Spartacus
répétait que le mont serait notre Vésuve. Il disait qu’il ferait ce que tu avais fait. Ceux qui avaient été avec toi montaient en courant, cherchant l’étroit passage par où se glisser, qu’il leur serait ensuite facile de défendre.
Tadix retire ses mains des épaules de Spartacus et laisse pesamment retomber ses bras.
— La plupart sont morts sur les pentes avant d’atteindre le sommet. J’ai vu Crixos se battre comme un Gaulois, tenant son glaive à deux mains. Il a continué à se défendre alors qu’il était à genoux, un javelot fiché dans sa cuisse. Ils étaient dix, vingt contre lui. Ils ont fait de son corps un tronc sans branche et sans tête. Je suis resté le dernier de ces vingt mille que tu as vus partir. Souviens-toi de tous ces visages que tu as tenu à regarder un à un sur le chemin, tu te souviens, Spartacus ? J’ai reculé jusqu’au bord de la falaise et j’ai sauté pour mourir de ma propre volonté. Mais les fonds de la mer ne m’ont pas retenu et les courants m’ont entraîné. Puis j’ai rejoint le rivage et j’ai marché. J’ai vu seulement des morts que les loups et les oiseaux se disputaient.
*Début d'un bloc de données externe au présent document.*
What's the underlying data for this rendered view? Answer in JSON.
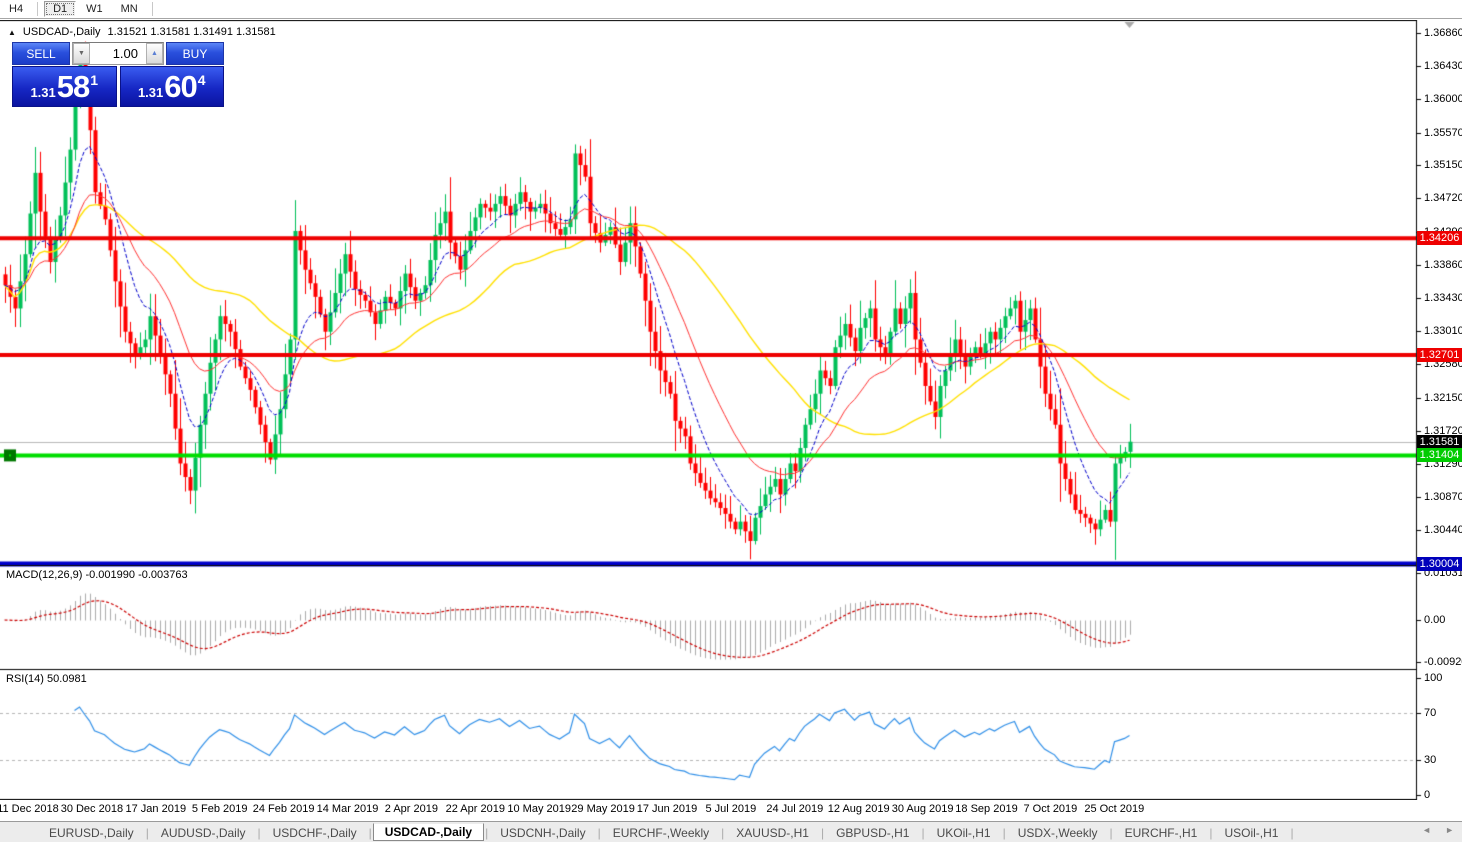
{
  "toolbar": {
    "timeframes": [
      "H4",
      "D1",
      "W1",
      "MN"
    ],
    "active": "D1"
  },
  "chart_header": {
    "symbol": "USDCAD-,Daily",
    "quotes": "1.31521 1.31581 1.31491 1.31581"
  },
  "trade_panel": {
    "sell_label": "SELL",
    "buy_label": "BUY",
    "volume": "1.00",
    "spinner_down": "▼",
    "spinner_up": "▲",
    "sell_price": {
      "small": "1.31",
      "big": "58",
      "sup": "1"
    },
    "buy_price": {
      "small": "1.31",
      "big": "60",
      "sup": "4"
    }
  },
  "price_axis": {
    "ticks": [
      "1.36860",
      "1.36430",
      "1.36000",
      "1.35570",
      "1.35150",
      "1.34720",
      "1.34290",
      "1.33860",
      "1.33430",
      "1.33010",
      "1.32580",
      "1.32150",
      "1.31720",
      "1.31290",
      "1.30870",
      "1.30440"
    ]
  },
  "line_labels": [
    {
      "text": "1.34206",
      "bg": "#ee0000",
      "fg": "#ffffff",
      "value": 1.34206
    },
    {
      "text": "1.32701",
      "bg": "#ee0000",
      "fg": "#ffffff",
      "value": 1.32701
    },
    {
      "text": "1.31581",
      "bg": "#000000",
      "fg": "#ffffff",
      "value": 1.31581
    },
    {
      "text": "1.31404",
      "bg": "#00cc00",
      "fg": "#ffffff",
      "value": 1.31404
    },
    {
      "text": "1.30004",
      "bg": "#0000bb",
      "fg": "#ffffff",
      "value": 1.30004
    }
  ],
  "macd_panel": {
    "label": "MACD(12,26,9) -0.001990 -0.003763",
    "ticks": [
      "0.010311",
      "0.00",
      "-0.009203"
    ]
  },
  "rsi_panel": {
    "label": "RSI(14) 50.0981",
    "ticks": [
      "100",
      "70",
      "30",
      "0"
    ]
  },
  "date_axis": [
    "11 Dec 2018",
    "30 Dec 2018",
    "17 Jan 2019",
    "5 Feb 2019",
    "24 Feb 2019",
    "14 Mar 2019",
    "2 Apr 2019",
    "22 Apr 2019",
    "10 May 2019",
    "29 May 2019",
    "17 Jun 2019",
    "5 Jul 2019",
    "24 Jul 2019",
    "12 Aug 2019",
    "30 Aug 2019",
    "18 Sep 2019",
    "7 Oct 2019",
    "25 Oct 2019"
  ],
  "tabs": {
    "items": [
      "EURUSD-,Daily",
      "AUDUSD-,Daily",
      "USDCHF-,Daily",
      "USDCAD-,Daily",
      "USDCNH-,Daily",
      "EURCHF-,Weekly",
      "XAUUSD-,H1",
      "GBPUSD-,H1",
      "UKOil-,H1",
      "USDX-,Weekly",
      "EURCHF-,H1",
      "USOil-,H1"
    ],
    "active": "USDCAD-,Daily"
  },
  "scrollbar": {
    "left_arrow": "◄",
    "right_arrow": "►"
  },
  "chart_data": {
    "type": "candlestick",
    "symbol": "USDCAD",
    "timeframe": "Daily",
    "price_top": 1.37022,
    "price_bottom": 1.2999,
    "levels": {
      "resistance1": 1.34206,
      "resistance2": 1.32701,
      "support_green": 1.31404,
      "support_blue": 1.30004,
      "current_price": 1.31581
    },
    "close_anchors": [
      [
        0,
        1.336
      ],
      [
        2,
        1.333
      ],
      [
        4,
        1.34
      ],
      [
        6,
        1.3505
      ],
      [
        7,
        1.3455
      ],
      [
        9,
        1.339
      ],
      [
        11,
        1.345
      ],
      [
        13,
        1.3535
      ],
      [
        15,
        1.365
      ],
      [
        17,
        1.356
      ],
      [
        18,
        1.348
      ],
      [
        20,
        1.3445
      ],
      [
        22,
        1.3365
      ],
      [
        24,
        1.33
      ],
      [
        26,
        1.327
      ],
      [
        28,
        1.329
      ],
      [
        29,
        1.332
      ],
      [
        31,
        1.327
      ],
      [
        33,
        1.322
      ],
      [
        35,
        1.313
      ],
      [
        37,
        1.3095
      ],
      [
        39,
        1.318
      ],
      [
        41,
        1.326
      ],
      [
        43,
        1.332
      ],
      [
        45,
        1.33
      ],
      [
        47,
        1.3255
      ],
      [
        49,
        1.3225
      ],
      [
        51,
        1.318
      ],
      [
        53,
        1.3135
      ],
      [
        55,
        1.32
      ],
      [
        57,
        1.329
      ],
      [
        58,
        1.343
      ],
      [
        60,
        1.338
      ],
      [
        62,
        1.3345
      ],
      [
        64,
        1.33
      ],
      [
        66,
        1.335
      ],
      [
        68,
        1.34
      ],
      [
        70,
        1.3355
      ],
      [
        72,
        1.334
      ],
      [
        74,
        1.331
      ],
      [
        76,
        1.3345
      ],
      [
        78,
        1.333
      ],
      [
        80,
        1.3375
      ],
      [
        82,
        1.334
      ],
      [
        84,
        1.336
      ],
      [
        86,
        1.3425
      ],
      [
        88,
        1.3455
      ],
      [
        89,
        1.3415
      ],
      [
        91,
        1.338
      ],
      [
        93,
        1.343
      ],
      [
        95,
        1.3465
      ],
      [
        97,
        1.3455
      ],
      [
        99,
        1.3475
      ],
      [
        101,
        1.345
      ],
      [
        103,
        1.348
      ],
      [
        105,
        1.3455
      ],
      [
        107,
        1.3465
      ],
      [
        109,
        1.344
      ],
      [
        111,
        1.3425
      ],
      [
        113,
        1.3445
      ],
      [
        114,
        1.353
      ],
      [
        116,
        1.35
      ],
      [
        117,
        1.344
      ],
      [
        119,
        1.3415
      ],
      [
        121,
        1.3435
      ],
      [
        123,
        1.339
      ],
      [
        125,
        1.344
      ],
      [
        126,
        1.341
      ],
      [
        128,
        1.334
      ],
      [
        129,
        1.33
      ],
      [
        131,
        1.325
      ],
      [
        133,
        1.322
      ],
      [
        134,
        1.3185
      ],
      [
        136,
        1.3165
      ],
      [
        137,
        1.313
      ],
      [
        139,
        1.3105
      ],
      [
        141,
        1.3085
      ],
      [
        142,
        1.308
      ],
      [
        144,
        1.3065
      ],
      [
        146,
        1.3045
      ],
      [
        147,
        1.3055
      ],
      [
        149,
        1.303
      ],
      [
        150,
        1.306
      ],
      [
        152,
        1.309
      ],
      [
        154,
        1.311
      ],
      [
        155,
        1.309
      ],
      [
        157,
        1.313
      ],
      [
        158,
        1.312
      ],
      [
        160,
        1.318
      ],
      [
        162,
        1.322
      ],
      [
        163,
        1.325
      ],
      [
        165,
        1.323
      ],
      [
        166,
        1.328
      ],
      [
        168,
        1.331
      ],
      [
        170,
        1.3275
      ],
      [
        171,
        1.3305
      ],
      [
        173,
        1.333
      ],
      [
        174,
        1.329
      ],
      [
        176,
        1.327
      ],
      [
        178,
        1.333
      ],
      [
        179,
        1.331
      ],
      [
        181,
        1.335
      ],
      [
        182,
        1.329
      ],
      [
        184,
        1.323
      ],
      [
        186,
        1.319
      ],
      [
        187,
        1.323
      ],
      [
        189,
        1.327
      ],
      [
        190,
        1.329
      ],
      [
        192,
        1.3255
      ],
      [
        194,
        1.328
      ],
      [
        195,
        1.327
      ],
      [
        197,
        1.33
      ],
      [
        198,
        1.329
      ],
      [
        200,
        1.332
      ],
      [
        202,
        1.334
      ],
      [
        203,
        1.33
      ],
      [
        205,
        1.333
      ],
      [
        206,
        1.329
      ],
      [
        208,
        1.322
      ],
      [
        210,
        1.318
      ],
      [
        211,
        1.313
      ],
      [
        213,
        1.309
      ],
      [
        214,
        1.307
      ],
      [
        216,
        1.306
      ],
      [
        218,
        1.3045
      ],
      [
        220,
        1.307
      ],
      [
        221,
        1.3055
      ],
      [
        222,
        1.313
      ],
      [
        224,
        1.3145
      ],
      [
        225,
        1.31581
      ]
    ],
    "colors": {
      "bull": "#00c058",
      "bear": "#ff0000",
      "ma_fast": "#0000cc",
      "ma_mid": "#ff3333",
      "ma_slow": "#ffe100",
      "macd_hist": "#ababab",
      "macd_signal": "#cc0000",
      "rsi": "#2f8fe8",
      "level_red": "#ee0000",
      "level_green": "#00dd00",
      "level_blue": "#0000cc",
      "current_line": "#b8b8b8",
      "rsi_level_dash": "#b5b5b5"
    },
    "indicators": {
      "macd": {
        "fast": 12,
        "slow": 26,
        "signal": 9,
        "values": [
          -0.00199,
          -0.003763
        ],
        "scale_max": 0.010311,
        "scale_min": -0.009203
      },
      "rsi": {
        "period": 14,
        "value": 50.0981,
        "levels": [
          70,
          30
        ],
        "scale": [
          0,
          100
        ]
      }
    }
  }
}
Je me suis dirigé vers le nord, quittant la plaine, suivant les crêtes. Dans cette forêt, j’ai aperçu Apollonia. Là où elle est, tu es.
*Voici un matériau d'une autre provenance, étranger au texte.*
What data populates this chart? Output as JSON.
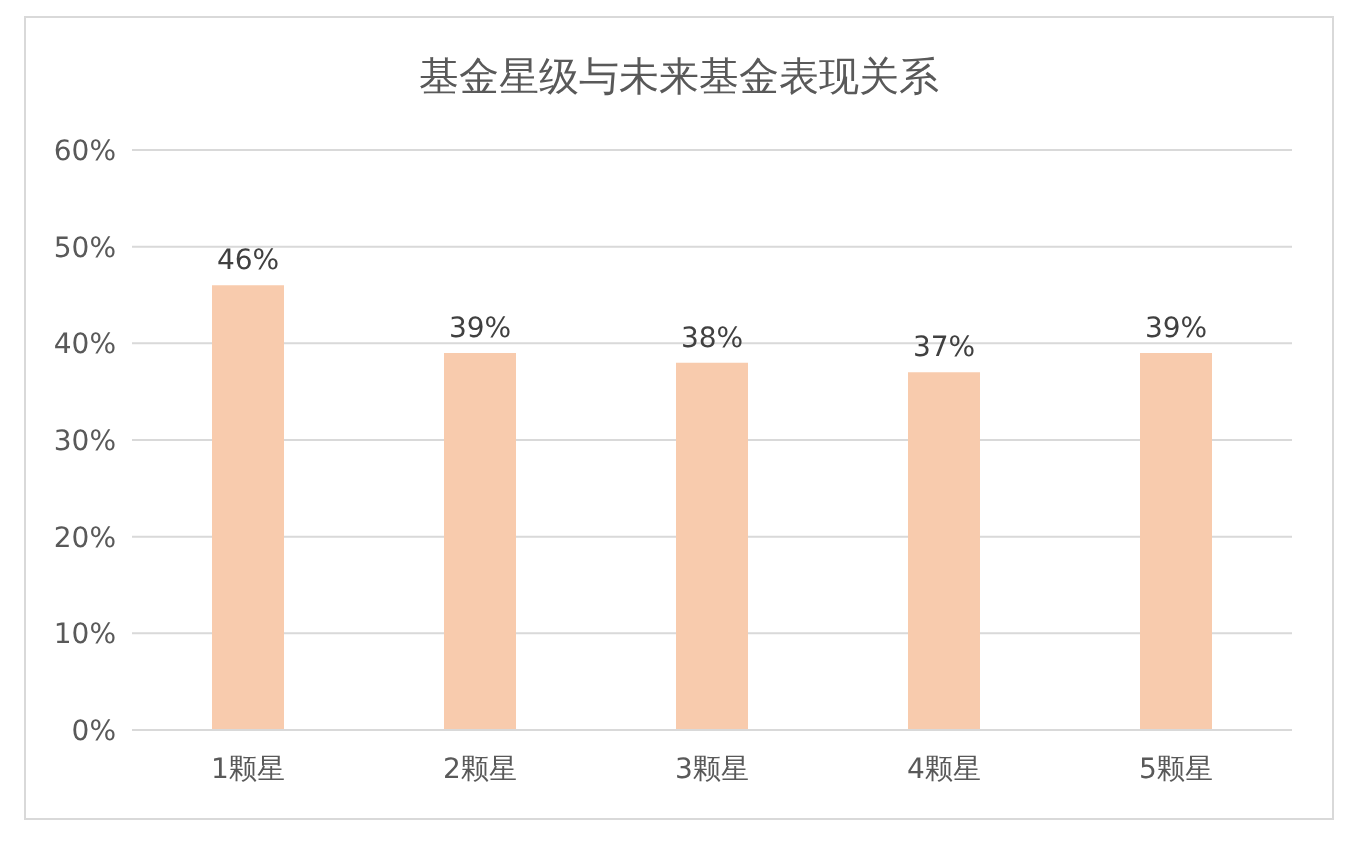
{
  "chart_data": {
    "type": "bar",
    "title": "基金星级与未来基金表现关系",
    "categories": [
      "1颗星",
      "2颗星",
      "3颗星",
      "4颗星",
      "5颗星"
    ],
    "values": [
      46,
      39,
      38,
      37,
      39
    ],
    "value_labels": [
      "46%",
      "39%",
      "38%",
      "37%",
      "39%"
    ],
    "color": "#f8cbad",
    "ylim": [
      0,
      60
    ],
    "yticks": [
      {
        "value": 0,
        "label": "0%"
      },
      {
        "value": 10,
        "label": "10%"
      },
      {
        "value": 20,
        "label": "20%"
      },
      {
        "value": 30,
        "label": "30%"
      },
      {
        "value": 40,
        "label": "40%"
      },
      {
        "value": 50,
        "label": "50%"
      },
      {
        "value": 60,
        "label": "60%"
      }
    ],
    "grid": "y"
  }
}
Il chancelle. Spartacus le retient, lui saisit les poignets, l’attire contre lui pour qu’il y trouve un appui. Mais Tadix le géant se redresse et s’écarte.
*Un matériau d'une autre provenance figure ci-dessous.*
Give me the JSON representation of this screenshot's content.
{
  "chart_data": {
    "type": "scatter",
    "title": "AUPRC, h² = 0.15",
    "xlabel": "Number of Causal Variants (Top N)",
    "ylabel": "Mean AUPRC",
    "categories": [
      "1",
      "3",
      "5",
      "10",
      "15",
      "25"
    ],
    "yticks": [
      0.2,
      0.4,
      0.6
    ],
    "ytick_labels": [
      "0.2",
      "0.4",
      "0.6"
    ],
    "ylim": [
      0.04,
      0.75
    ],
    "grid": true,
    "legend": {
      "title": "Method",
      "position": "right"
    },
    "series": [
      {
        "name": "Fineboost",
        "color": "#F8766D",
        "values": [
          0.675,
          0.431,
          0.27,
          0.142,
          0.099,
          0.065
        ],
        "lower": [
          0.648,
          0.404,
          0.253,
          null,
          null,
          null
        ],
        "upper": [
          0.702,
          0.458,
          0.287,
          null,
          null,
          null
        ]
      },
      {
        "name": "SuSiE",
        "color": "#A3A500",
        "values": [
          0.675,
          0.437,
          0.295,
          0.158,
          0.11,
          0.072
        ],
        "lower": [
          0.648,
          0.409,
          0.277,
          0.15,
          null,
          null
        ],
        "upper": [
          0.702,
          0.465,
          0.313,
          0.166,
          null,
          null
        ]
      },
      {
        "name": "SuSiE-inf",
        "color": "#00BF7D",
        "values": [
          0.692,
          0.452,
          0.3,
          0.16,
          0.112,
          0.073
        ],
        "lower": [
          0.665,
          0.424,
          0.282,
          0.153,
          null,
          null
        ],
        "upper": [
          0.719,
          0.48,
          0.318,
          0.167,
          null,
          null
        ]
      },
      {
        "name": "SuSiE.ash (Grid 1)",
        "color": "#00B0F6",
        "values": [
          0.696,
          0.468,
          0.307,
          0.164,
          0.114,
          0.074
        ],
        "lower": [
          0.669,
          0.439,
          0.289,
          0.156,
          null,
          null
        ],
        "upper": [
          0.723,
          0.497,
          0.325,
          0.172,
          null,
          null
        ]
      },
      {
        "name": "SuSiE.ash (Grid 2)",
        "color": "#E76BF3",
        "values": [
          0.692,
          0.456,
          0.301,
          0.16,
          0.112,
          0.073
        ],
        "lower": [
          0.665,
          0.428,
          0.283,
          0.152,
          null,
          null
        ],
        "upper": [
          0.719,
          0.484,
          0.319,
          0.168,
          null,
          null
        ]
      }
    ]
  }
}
— Je suis avec toi, Spartacus ! J’ai la force d’Œnomaus, de Vindex, de Crixos et des vingt mille qui sont morts.
Il serre et brandit le poing.
— Donne-moi une arme.
Spartacus lui tend son propre glaive.
41
Son glaive à demi levé, Tadix le géant marche lentement entre les Romains agenouillés, serrés épaule contre épaule.
La pointe et le tranchant de la lame frôlent leurs visages.
D’un coup de pied, il écarte les corps nus, se fraie un passage entre eux et souvent, du poing, fauche et frappe l’un des prisonniers à la tempe. L’homme vacille, parfois s’abat, mais, le plus souvent, se redresse, soutenu par ceux qui l’entourent.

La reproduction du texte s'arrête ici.